# 96 Hardbody Timing Opinions



## jbielenda (Nov 11, 2014)

Hello All,
I am not new to the world of shade tree mechanics… And I have read through the Timing write-ups on this forum and others. That being said, I acquired for free a 96 Nissan Hardbody with the KA24E disassembled and in the bed of the truck. I put the entire engine back together. It starts up and runs fine during fast idle, and then absolutely runs like crap once it reaches temp and the EGR Valve opens. I pulled the codes. And got the MAP sensor code and the Fuel Temp Sensor code. Forgot what number it was right off hand, so I replaced the MAP (very inexpensive part BTW… I almost died when I realized how much this thing was), ignored the Fuel Temp because really I didn't think it would matter. I pulled the Throttle Body off and cleaned it, and pulled the EGR valve which was sticky, but after some cleaning seems to be operating fine. I Cleaned the EGR tube. I checked the vacuum to the EGR solenoid and the valve. I can see the EGR valve move with vacuum , and the diaphragm seems ok because I did not have any vacuum bleed off. I replaced a few small vacuum lines. Put it all back together. Started it up and it ran a little better, but still get the MAP sensor and Fuel Temp Sensor codes, and when it idles down it still runs bad and dies. I double checked everything. I checked for vacuum leaks by spraying either around the intake and TB. No change in idle. Check Fuel Pressure which runs about 35psi while the truck is on and when I turn the engine off the fuel pressure jumps to about 44. This all seems very normal. Everything seems to be in working order. I have smooth acceleration above 3K, so I am assuming the MAF is good. Seems those cut out above 3k if they are bad. Below 3k is the problem right now. So I pulled the Valve Cover, and lined up the crank pulley, pulled the distributer, and the photos below show what I found. All 3 valves on piston 1 are closed. I believe I am a tooth of in the cam timing, and if not possibly a tooth off on the Distributer/Oil Pump Timing Gear. Any opinions would be helpful.

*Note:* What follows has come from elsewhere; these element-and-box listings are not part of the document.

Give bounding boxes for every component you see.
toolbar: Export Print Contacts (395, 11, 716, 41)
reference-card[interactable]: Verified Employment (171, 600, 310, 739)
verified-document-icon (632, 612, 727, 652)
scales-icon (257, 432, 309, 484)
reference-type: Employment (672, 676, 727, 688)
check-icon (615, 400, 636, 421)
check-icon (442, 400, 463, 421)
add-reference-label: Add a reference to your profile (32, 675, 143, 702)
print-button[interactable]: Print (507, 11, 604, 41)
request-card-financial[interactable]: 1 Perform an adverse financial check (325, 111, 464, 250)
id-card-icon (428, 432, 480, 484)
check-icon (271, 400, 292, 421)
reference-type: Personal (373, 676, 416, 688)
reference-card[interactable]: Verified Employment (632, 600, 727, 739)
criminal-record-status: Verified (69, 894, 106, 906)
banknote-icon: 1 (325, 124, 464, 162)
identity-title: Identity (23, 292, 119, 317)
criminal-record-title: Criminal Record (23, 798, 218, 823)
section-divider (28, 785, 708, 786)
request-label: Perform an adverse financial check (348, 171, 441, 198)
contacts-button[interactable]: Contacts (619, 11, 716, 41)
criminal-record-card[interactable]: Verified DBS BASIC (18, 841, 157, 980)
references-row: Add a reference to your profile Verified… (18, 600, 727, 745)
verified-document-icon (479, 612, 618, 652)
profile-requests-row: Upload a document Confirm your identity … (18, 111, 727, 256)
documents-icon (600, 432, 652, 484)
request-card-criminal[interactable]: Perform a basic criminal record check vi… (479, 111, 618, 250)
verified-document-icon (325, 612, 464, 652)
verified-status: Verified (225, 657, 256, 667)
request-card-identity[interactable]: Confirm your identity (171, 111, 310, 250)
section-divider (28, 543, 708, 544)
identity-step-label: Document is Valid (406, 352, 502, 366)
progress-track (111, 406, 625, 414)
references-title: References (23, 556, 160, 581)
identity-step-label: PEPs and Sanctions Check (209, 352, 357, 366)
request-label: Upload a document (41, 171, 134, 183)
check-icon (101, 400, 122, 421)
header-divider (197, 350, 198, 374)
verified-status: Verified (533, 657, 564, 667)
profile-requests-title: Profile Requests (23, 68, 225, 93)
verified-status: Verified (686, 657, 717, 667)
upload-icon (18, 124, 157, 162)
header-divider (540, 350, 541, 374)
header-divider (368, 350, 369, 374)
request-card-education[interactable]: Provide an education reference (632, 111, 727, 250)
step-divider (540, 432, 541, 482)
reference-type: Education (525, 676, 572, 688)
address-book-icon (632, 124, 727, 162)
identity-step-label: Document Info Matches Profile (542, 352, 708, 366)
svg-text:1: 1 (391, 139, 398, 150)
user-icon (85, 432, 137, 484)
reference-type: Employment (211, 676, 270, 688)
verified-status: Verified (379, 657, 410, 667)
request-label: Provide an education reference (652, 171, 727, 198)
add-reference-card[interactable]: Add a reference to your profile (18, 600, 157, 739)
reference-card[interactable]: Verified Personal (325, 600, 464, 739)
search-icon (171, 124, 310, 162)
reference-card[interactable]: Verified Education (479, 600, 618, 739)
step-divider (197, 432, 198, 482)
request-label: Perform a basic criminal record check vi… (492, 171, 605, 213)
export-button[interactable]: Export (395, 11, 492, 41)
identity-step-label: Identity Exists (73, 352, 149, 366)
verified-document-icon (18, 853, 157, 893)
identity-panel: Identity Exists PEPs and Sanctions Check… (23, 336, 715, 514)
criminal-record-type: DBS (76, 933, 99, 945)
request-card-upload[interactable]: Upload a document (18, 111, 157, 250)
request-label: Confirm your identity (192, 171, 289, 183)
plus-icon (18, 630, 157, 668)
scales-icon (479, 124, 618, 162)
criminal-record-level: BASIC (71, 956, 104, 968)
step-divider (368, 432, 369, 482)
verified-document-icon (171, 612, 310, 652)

Timing Mark Lined up on Crank to 0









Cam Pulley looks like it’s off and sitting about 1230 O-clock in relation to the truck, but right at 1200 O-clock in relation to the head. 

























Another thing that confuses me is the Distributer/Oil Pump Timing. I have the backwards D in view, but it seems it is retarded a tooth. 

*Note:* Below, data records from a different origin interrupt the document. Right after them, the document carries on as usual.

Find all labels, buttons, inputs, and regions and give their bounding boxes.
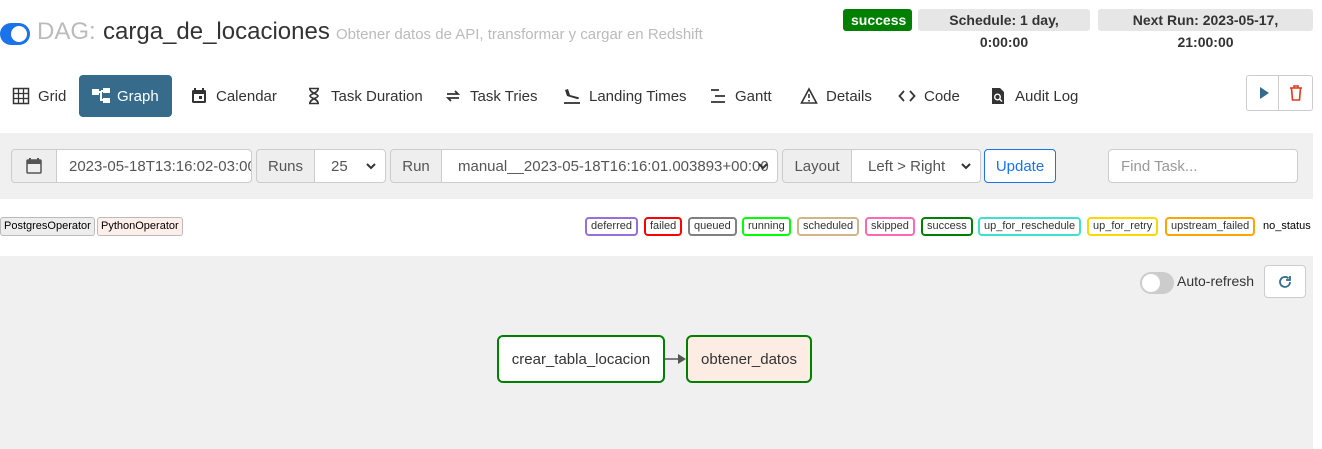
tab-calendar[interactable]: Calendar <box>178 75 289 117</box>
refresh-button[interactable] <box>1264 265 1306 298</box>
schedule-badge: Schedule: 1 day, 0:00:00 <box>918 9 1090 50</box>
tab-task-duration-label: Task Duration <box>331 87 423 105</box>
graph-icon <box>91 87 110 105</box>
warning-icon <box>800 87 818 105</box>
legend-state-skipped[interactable]: skipped <box>865 217 915 236</box>
legend-state-no-status[interactable]: no_status <box>1263 220 1311 232</box>
grid-icon <box>12 87 30 105</box>
next-run-badge: Next Run: 2023-05-17, 21:00:00 <box>1098 9 1313 50</box>
tab-task-duration[interactable]: Task Duration <box>293 75 435 117</box>
chevron-down-icon <box>366 163 376 170</box>
tab-calendar-label: Calendar <box>216 87 277 105</box>
retry-icon <box>444 87 462 105</box>
find-task-input[interactable] <box>1108 149 1298 183</box>
run-select[interactable]: manual__2023-05-18T16:16:01.003893+00:00 <box>441 149 778 183</box>
task-node-crear-tabla-locacion[interactable]: crear_tabla_locacion <box>497 335 665 383</box>
dag-title[interactable]: carga_de_locaciones <box>103 18 330 46</box>
tab-grid-label: Grid <box>38 87 67 105</box>
runs-select[interactable]: 25 <box>314 149 386 183</box>
tab-task-tries-label: Task Tries <box>470 87 538 105</box>
legend-state-scheduled[interactable]: scheduled <box>797 217 860 236</box>
layout-value: Left > Right <box>868 157 946 175</box>
update-button[interactable]: Update <box>984 149 1056 183</box>
auto-refresh-toggle[interactable] <box>1140 272 1174 294</box>
tab-audit-log-label: Audit Log <box>1015 87 1079 105</box>
toggle-knob <box>1142 274 1160 292</box>
legend-state-deferred[interactable]: deferred <box>585 217 638 236</box>
auto-refresh-label: Auto-refresh <box>1177 273 1255 289</box>
refresh-icon <box>1279 275 1291 288</box>
tab-details[interactable]: Details <box>788 75 884 117</box>
legend-state-success[interactable]: success <box>921 217 973 236</box>
legend-state-failed[interactable]: failed <box>644 217 683 236</box>
base-date-calendar-button[interactable] <box>11 149 57 183</box>
dag-description: Obtener datos de API, transformar y carg… <box>336 26 703 43</box>
tab-landing-times[interactable]: Landing Times <box>551 75 699 117</box>
task-node-label: obtener_datos <box>701 350 797 368</box>
legend-state-running[interactable]: running <box>742 217 791 236</box>
audit-log-icon <box>989 87 1007 105</box>
base-date-input[interactable]: 2023-05-18T13:16:02-03:00 <box>56 149 252 183</box>
run-value: manual__2023-05-18T16:16:01.003893+00:00 <box>458 157 769 175</box>
legend-state-up-for-reschedule[interactable]: up_for_reschedule <box>978 217 1082 236</box>
task-node-obtener-datos[interactable]: obtener_datos <box>686 335 812 383</box>
calendar-icon <box>190 87 208 105</box>
layout-select[interactable]: Left > Right <box>851 149 981 183</box>
tab-code[interactable]: Code <box>886 75 972 117</box>
trigger-dag-button[interactable] <box>1246 75 1281 111</box>
legend-operator-postgres[interactable]: PostgresOperator <box>0 217 95 236</box>
chevron-down-icon <box>758 163 768 170</box>
code-icon <box>898 87 916 105</box>
legend-state-upstream-failed[interactable]: upstream_failed <box>1165 217 1256 236</box>
tab-graph[interactable]: Graph <box>79 75 172 117</box>
tab-landing-times-label: Landing Times <box>589 87 687 105</box>
runs-label: Runs <box>256 149 315 183</box>
runs-value: 25 <box>331 157 348 175</box>
tab-task-tries[interactable]: Task Tries <box>432 75 550 117</box>
play-icon <box>1259 87 1269 99</box>
legend-state-queued[interactable]: queued <box>688 217 737 236</box>
delete-dag-button[interactable] <box>1278 75 1313 111</box>
tab-gantt[interactable]: Gantt <box>697 75 784 117</box>
calendar-icon <box>26 158 42 174</box>
legend-operator-python[interactable]: PythonOperator <box>97 217 183 236</box>
layout-label: Layout <box>782 149 852 183</box>
plane-landing-icon <box>563 87 581 105</box>
tab-audit-log[interactable]: Audit Log <box>977 75 1090 117</box>
chevron-down-icon <box>961 163 971 170</box>
tab-code-label: Code <box>924 87 960 105</box>
dag-prefix: DAG: <box>37 18 96 45</box>
toggle-knob <box>11 26 27 42</box>
tab-grid[interactable]: Grid <box>0 75 78 117</box>
trash-icon <box>1289 85 1302 101</box>
dag-status-badge: success <box>843 9 912 31</box>
legend-state-up-for-retry[interactable]: up_for_retry <box>1087 217 1159 236</box>
tab-graph-label: Graph <box>117 87 159 105</box>
gantt-icon <box>709 87 727 105</box>
run-label: Run <box>390 149 442 183</box>
tab-details-label: Details <box>826 87 872 105</box>
graph-edge-arrow <box>665 354 686 364</box>
dag-pause-toggle[interactable] <box>0 23 30 45</box>
hourglass-icon <box>305 87 323 105</box>
tab-gantt-label: Gantt <box>735 87 772 105</box>
task-node-label: crear_tabla_locacion <box>511 350 651 368</box>
base-date-value: 2023-05-18T13:16:02-03:00 <box>69 157 252 175</box>
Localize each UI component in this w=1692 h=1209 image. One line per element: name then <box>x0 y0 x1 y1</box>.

As I said I have read the write-ups. One of them has a photo of the rotor pointing to the bottom right corner as you look down on the distributer for position 1 with the backwards D. Interestingly enough my rotor points to the top left plug, and the Cap says that is the #1 plug. I can get photos of that tonight if I need to. 

And Oddly enough, EM-10 – 13 in the Nissan Trick D21 manual sheds absolutely no light on the situation what so ever. Haha. Go figure.

Thank you in advanced for your opinions. 
Jason


----------



## jbielenda (Nov 11, 2014)

Dang, my photos didn't show up. I was hoping they would. Let me try another site for photos.


----------



## jp2code (Jun 2, 2011)

Hey Jason,

Pics are showing up fine.

I don't have the KA24 engine, and I've never dug into that part of the engine. So, I'm not sure how to tell if the timing or distributor gears are on right.

I take it you have a Factory Service Manual for this?

I can't post the link to the free manuals, but I can post a pic:


----------



## jbielenda (Nov 11, 2014)

Thank you for responding Joe.

I have the 1996_d21_Truck manual because the truck is a 1996. There is a difference between the 1995 and 1996 timing in relation to the distributer and its position. I followed the instruction, and the write-ups, when I installed the timing chain. But I am still feeling like it is off a tooth. The main indicators to me are the following.

-Low dry compression (122 lbs) across all 4 cylinders. 
-Runs great until it warms up.
-The rough/low idle according to the manual matrix on page EC-79 & 80 shows the valve train could be the problem.
-The MAP sensor has been replaced and checked
-The MAF sensor appears to be functioning. 
-The IAC appears to be functioning
-The EGR valve appears to be functioning
-The entire TB was cleaned and I cannot see any light through the butterfly.
-I have accounted for vacuum leaks
-I do not have an exhaust leak
-The throttle cable is not too tight

Everything seem in order except that my photos do not seem to match the ones I have seen.

I suppose the only thing to do is pull it back apart and setup the timing again from scratch to verify it is correct. haha


----------



## jp2code (Jun 2, 2011)

I'm hoping someone who knows something posts up, because I don't know what to tell you.

I'm not a great mechanic.


----------



## jbielenda (Nov 11, 2014)

I figure with all the write-ups on the KA24e timing, I probably will not get much response, but hoping someone knows. If not, I plan on pulling it apart this weekend and will let you know the outcome.


----------



## jp2code (Jun 2, 2011)

Try posting a comment on one of those write-ups.

Particularly this one:

How to: Timing chain replacement on KA24E - Infamous Nissan - Hardbody / Frontier Forums


----------



## jbielenda (Nov 11, 2014)

*Thank you*

I will give it a shot.

Thank you


----------